There's a flicker of déjà vu seeing Max Irons step into the role of a posh Oxford University student in The Riot Club. Irons has inherited the cheekbones and silky voice of his father, Jeremy Irons, whose breakthrough was in the early eighties Grenada television adaptation of Evelyn Waugh's Brideshead Revisited.
The casting-by-heritage seems entirely intentional. The Riot Club, adapted by Laura Wade from her hit play, Posh, perpetuates the stereotype of pale, languorous Oxonians in evening dress and waterfall hair-dos, but adds a bit of Lord of the Flies tribalism to fuel our rage at these .00001 per-centers. Posh, which had a timely premiere during the 2010 British general election that brought David Cameron's Conservatives to power, is a fictionalized version of the dining-and- vandalizing fraternity called the Bullingdon Club, of which Cameron, the current Chancellor of the Exchequer and London mayor were all members.
Danish director Lone Scherfig, who probed English class and corruption in the captivating 2009 film, An Education, works a similar seam here with lower rewards. The trouble is that Wade's screenplay, despite sporadically witty dialogue and a few characters you'd like to smack, is more about caricature rather than insight.
The tone is set with a Restoration comedy opening (shagging, duelling, quipping) that offers an origin story of the group's 18th-century beginnings.
Moving forward a couple of centuries, we find the club in hard post-2008 straits, desperately trying to hook in a couple of new first-year students to keep the legacy alive. The moody Alistair (Sam Claflin) has the inside track for the exclusive membership because his brother Sebastian was a legendary hell-raiser and former club president. He resents the other favoured candidate, handsome Miles (Irons) who is wooed by gay senior Hugo (Sam Reid), renowned for his debauchery and ability to compose spontaneous limericks in Latin.

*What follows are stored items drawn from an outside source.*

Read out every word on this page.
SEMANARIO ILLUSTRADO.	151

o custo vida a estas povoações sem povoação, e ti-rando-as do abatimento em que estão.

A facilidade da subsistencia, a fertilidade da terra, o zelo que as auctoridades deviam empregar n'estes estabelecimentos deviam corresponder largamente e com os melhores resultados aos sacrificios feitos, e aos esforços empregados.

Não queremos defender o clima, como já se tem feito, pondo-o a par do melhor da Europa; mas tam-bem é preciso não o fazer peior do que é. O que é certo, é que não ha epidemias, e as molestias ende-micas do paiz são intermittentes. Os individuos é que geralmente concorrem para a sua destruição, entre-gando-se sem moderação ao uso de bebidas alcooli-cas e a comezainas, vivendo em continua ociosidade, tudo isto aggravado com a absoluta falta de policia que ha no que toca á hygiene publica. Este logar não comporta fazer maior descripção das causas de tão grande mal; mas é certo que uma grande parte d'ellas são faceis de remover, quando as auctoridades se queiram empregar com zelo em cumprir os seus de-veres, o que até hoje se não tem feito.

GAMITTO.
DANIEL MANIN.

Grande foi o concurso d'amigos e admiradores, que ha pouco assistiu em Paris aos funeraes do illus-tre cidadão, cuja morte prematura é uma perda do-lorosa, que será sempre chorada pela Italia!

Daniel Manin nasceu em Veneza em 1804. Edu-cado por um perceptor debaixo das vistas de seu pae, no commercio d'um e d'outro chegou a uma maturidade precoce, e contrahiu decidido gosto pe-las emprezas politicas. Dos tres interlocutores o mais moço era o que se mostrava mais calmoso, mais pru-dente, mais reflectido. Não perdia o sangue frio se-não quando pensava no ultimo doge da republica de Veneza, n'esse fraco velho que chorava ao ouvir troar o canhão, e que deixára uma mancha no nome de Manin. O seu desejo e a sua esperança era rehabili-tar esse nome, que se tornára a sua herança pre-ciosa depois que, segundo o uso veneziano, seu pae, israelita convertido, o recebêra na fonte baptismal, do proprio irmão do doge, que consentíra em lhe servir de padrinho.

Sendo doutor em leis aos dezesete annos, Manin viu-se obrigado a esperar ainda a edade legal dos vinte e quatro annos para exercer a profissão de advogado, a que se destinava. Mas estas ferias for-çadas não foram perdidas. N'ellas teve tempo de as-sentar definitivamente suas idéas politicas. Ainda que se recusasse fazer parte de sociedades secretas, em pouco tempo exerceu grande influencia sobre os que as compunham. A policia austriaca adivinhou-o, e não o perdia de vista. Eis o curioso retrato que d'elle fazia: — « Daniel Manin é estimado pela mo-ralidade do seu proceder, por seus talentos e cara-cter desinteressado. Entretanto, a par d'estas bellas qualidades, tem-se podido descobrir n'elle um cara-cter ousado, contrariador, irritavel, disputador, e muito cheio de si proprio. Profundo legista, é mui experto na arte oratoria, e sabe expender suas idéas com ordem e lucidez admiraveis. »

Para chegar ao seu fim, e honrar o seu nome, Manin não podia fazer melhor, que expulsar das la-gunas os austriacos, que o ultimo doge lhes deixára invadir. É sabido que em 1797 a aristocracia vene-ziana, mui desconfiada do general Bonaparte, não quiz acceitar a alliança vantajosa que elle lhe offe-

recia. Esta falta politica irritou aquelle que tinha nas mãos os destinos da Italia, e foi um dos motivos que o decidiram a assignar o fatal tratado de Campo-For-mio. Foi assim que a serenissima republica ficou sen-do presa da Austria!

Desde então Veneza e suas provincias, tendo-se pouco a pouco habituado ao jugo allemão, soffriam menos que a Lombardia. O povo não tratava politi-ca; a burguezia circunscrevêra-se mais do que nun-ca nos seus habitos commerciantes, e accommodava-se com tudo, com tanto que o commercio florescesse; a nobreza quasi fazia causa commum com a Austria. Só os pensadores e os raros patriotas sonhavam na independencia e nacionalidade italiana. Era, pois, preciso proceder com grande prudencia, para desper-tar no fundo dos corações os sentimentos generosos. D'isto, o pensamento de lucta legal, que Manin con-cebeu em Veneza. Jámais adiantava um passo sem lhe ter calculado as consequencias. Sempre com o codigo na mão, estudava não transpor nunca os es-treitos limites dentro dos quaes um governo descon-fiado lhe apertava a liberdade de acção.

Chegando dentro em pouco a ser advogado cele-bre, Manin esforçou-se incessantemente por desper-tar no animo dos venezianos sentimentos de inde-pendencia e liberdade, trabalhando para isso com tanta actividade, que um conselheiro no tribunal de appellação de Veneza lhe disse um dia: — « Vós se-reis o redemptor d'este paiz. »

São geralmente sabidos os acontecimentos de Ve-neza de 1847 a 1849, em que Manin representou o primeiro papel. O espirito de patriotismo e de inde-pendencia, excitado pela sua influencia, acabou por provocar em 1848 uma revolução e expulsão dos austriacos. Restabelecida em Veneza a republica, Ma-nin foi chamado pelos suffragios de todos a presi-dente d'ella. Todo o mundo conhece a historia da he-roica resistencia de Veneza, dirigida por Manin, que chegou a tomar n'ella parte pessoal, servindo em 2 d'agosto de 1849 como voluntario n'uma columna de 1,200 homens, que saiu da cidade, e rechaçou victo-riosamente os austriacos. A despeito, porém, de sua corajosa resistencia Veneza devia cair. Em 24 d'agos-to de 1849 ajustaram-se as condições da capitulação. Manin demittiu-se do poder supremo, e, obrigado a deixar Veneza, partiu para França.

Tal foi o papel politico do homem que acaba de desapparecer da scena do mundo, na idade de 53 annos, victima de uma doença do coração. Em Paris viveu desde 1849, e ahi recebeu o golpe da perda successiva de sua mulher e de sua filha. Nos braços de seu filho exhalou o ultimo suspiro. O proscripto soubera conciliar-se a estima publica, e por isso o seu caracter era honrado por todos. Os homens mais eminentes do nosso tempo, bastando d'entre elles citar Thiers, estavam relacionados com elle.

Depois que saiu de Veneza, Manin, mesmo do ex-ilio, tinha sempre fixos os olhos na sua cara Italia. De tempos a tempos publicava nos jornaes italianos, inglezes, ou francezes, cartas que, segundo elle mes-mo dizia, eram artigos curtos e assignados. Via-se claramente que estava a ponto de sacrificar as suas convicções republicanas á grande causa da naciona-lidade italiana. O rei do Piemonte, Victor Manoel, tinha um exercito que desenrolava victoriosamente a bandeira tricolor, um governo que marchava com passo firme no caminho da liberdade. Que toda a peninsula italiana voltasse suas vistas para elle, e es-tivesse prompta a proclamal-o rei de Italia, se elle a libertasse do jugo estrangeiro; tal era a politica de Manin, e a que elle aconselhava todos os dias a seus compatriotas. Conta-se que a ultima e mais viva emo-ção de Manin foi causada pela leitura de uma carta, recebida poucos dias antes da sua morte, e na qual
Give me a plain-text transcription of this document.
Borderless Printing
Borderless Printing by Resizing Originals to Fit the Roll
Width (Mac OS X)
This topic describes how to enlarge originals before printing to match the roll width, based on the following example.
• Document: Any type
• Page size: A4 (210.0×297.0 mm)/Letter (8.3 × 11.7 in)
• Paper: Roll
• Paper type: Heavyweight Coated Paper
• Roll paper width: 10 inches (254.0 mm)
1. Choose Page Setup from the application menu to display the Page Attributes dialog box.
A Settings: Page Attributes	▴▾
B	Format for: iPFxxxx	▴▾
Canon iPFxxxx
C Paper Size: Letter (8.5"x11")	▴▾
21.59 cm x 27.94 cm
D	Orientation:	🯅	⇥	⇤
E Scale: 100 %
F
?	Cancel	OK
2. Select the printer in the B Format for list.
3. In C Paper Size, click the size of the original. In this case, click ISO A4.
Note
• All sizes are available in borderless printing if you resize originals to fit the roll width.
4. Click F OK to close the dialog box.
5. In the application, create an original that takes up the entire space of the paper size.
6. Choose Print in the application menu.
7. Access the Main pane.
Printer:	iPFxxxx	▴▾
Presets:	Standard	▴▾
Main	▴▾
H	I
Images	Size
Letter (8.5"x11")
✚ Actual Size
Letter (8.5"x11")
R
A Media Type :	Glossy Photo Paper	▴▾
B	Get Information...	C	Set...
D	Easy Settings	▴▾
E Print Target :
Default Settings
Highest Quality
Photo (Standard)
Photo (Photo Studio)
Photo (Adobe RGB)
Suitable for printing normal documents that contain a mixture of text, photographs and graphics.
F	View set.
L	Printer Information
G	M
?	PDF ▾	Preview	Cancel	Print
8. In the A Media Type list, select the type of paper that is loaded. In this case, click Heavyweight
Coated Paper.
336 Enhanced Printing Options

Though Miles is "posh," he has left-leaning sympathies, especially for Welsh scholarship student Lauren (Holliday Grainger), whom he meets during the bender known as "fresher" week. Lauren is the sensible sort who sees the shirtless rowing team disporting themselves at a bar and observes: "Hasn't anyone noticed how massively homoerotic this is?"
No extra credits there. The other Riot Club young blades include Dimitri (Ben Schnetzer), the deep-pocketed Greek party boy who is subject to ethnic taunts, and outgoing president, James (Freddie Fox), planning for the future ("I'm passionate about corporate finance"). Pretty-boy sociopath Harry (Douglas Booth) is shamed that his family allows tour groups through their ancestral home but revels in stories of Rioters past, told by his uncle Jeremy, an oily political bigwig: "We woke up the next day in Vienna, face down in a box of marzipan."
Unfortunately there's no Vienna or marzipan either in this group's big annual blowout, which takes place in the backroom of a rural gastro-pub, where a long drunken evening turns memorable for the wrong reasons. The forelock-tugging owner, Chris (Gordon Brown), is excited by the upscale clientele, though his educated daughter (Downton Abbey's Jessica Brown Findlay) immediately smells trouble.
While the lads spout on about debauchery raised to a "spiritual" level, the results are grubbily depressing: Boozing, puking and repeatedly insulting people poorer than they are, including a prostitute (Natalie Dormer) who was hired for the evening, but after taking a look at the sodden group, makes her exit.
With a mechanical predictability, collective disappointment leads to violence, followed by remorse. Equally predictable is the strategic rescue, provided by Harry's moralizing politician uncle, who sees no point in staining a fine young man's future over one unfortunate incident, and what purports to be satiric condemnation feels more like resignation: The British upper-crust remains too prig to fail.